Mojo had created Antidote X again, and had hit them with it. The Professor could cure them with another dose of Chemical X - but he wasn't there right then. They had collapsed to the ground, helpless and unconscious. Normal little girls couldn't fight a gigantic robot.
When they awoke again, and went back to their house to get the antidote to Antidote X, the damage was already done. Mojo had wrecked half the city, and a monster had decided to attack at the same time. Parts of the city were on fire as well. City Hall was leveled to the ground. The Mayor and Ms. Bellum were nowhere to be found.
They had gone out and defeated the monster and Mojo Jojo, but it was too late for Townsville's faith in them. The media jumped at the chance, and sensationalized it. "The Powerpuff Girls haven't done it again!" "The day was doomed!" Every day they stayed there, a reporter was knocking on the door, hoping to get a 'special interview'. They were mocked and bullied at school.
Disheartened, the Powerpuff Girls begged the Professor to let them move somewhere else, anywhere else. Blossom had demanded that they stay no matter what to keep an eye on Townsville, and people that they still cared about. So they had compromised and moved to Citysville. The irony was that when they had left, things had gotten better. Him was there that very night to gloat. And Bubbles slowly stopped caring about Townsville.
"Ooh . . . did I disturb you? I'm so-o-o sorry," he cackled. "We should celebrate, you know. Wouldn't you like that?"

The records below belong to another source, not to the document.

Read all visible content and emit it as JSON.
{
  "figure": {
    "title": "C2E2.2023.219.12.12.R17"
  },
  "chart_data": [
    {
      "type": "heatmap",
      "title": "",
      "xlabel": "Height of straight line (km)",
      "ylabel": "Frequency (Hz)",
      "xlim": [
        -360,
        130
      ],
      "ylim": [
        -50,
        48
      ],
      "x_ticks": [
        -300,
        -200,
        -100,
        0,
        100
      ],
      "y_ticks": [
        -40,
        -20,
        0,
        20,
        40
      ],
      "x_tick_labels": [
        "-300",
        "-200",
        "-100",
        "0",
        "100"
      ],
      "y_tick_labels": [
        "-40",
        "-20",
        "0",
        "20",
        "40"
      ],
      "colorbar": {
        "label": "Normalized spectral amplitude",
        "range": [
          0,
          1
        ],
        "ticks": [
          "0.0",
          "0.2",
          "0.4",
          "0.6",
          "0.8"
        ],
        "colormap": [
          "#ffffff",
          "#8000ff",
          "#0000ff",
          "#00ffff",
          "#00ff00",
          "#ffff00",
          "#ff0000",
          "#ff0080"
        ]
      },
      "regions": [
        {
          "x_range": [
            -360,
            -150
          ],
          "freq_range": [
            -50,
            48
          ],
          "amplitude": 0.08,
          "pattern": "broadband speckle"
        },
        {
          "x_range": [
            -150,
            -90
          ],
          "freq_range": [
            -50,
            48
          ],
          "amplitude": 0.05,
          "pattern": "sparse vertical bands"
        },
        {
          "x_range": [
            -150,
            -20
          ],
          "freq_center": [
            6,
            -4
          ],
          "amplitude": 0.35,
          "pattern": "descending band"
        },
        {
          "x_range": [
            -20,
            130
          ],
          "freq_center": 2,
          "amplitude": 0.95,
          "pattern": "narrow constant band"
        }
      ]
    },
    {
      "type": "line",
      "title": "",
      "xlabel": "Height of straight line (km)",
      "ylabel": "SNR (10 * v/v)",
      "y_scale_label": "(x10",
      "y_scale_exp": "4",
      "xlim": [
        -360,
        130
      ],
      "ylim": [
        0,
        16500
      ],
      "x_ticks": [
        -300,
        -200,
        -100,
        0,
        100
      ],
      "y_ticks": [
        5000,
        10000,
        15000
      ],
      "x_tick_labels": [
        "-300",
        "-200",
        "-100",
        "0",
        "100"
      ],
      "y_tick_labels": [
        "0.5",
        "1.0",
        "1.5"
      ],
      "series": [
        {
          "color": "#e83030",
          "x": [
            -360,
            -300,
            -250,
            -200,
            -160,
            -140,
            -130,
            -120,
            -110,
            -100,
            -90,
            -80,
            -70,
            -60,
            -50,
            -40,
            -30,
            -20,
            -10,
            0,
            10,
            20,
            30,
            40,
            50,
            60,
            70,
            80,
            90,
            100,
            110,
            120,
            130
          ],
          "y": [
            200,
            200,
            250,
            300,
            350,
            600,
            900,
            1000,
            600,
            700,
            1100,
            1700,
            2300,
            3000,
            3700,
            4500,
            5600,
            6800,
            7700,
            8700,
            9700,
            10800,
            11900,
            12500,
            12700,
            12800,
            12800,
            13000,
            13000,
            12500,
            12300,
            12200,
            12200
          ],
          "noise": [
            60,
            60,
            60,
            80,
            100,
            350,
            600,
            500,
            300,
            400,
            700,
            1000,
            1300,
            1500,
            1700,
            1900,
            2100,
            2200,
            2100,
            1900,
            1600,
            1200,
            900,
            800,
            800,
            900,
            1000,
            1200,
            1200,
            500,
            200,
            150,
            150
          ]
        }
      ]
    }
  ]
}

He reached a lobster claw toward her, and she took a step back, frightened. Bubbles wasn't sure that she could win in a one-on-one fight anymore: he was too confident, too bold to be lying about increasing his influence. She only wished that he hadn't taken such an interest in her.
"Don't get any closer!" she warned. And he didn't. However, something drifted downward near the corner of her eye, and she turned involuntarily to look at it.
"Happy anniversary," a falsetto voice whispered softly in her ear.
A lock of black hair touched by gray softly landed on the floor. She looked at it and trembled. It was the exact short, cropped length of the Professor's hair. Somehow, she knew with a gut feeling that it wasn't faked. She could hear those claws in her mind, snippety snip.
She opened her mouth and turned around, but he was gone.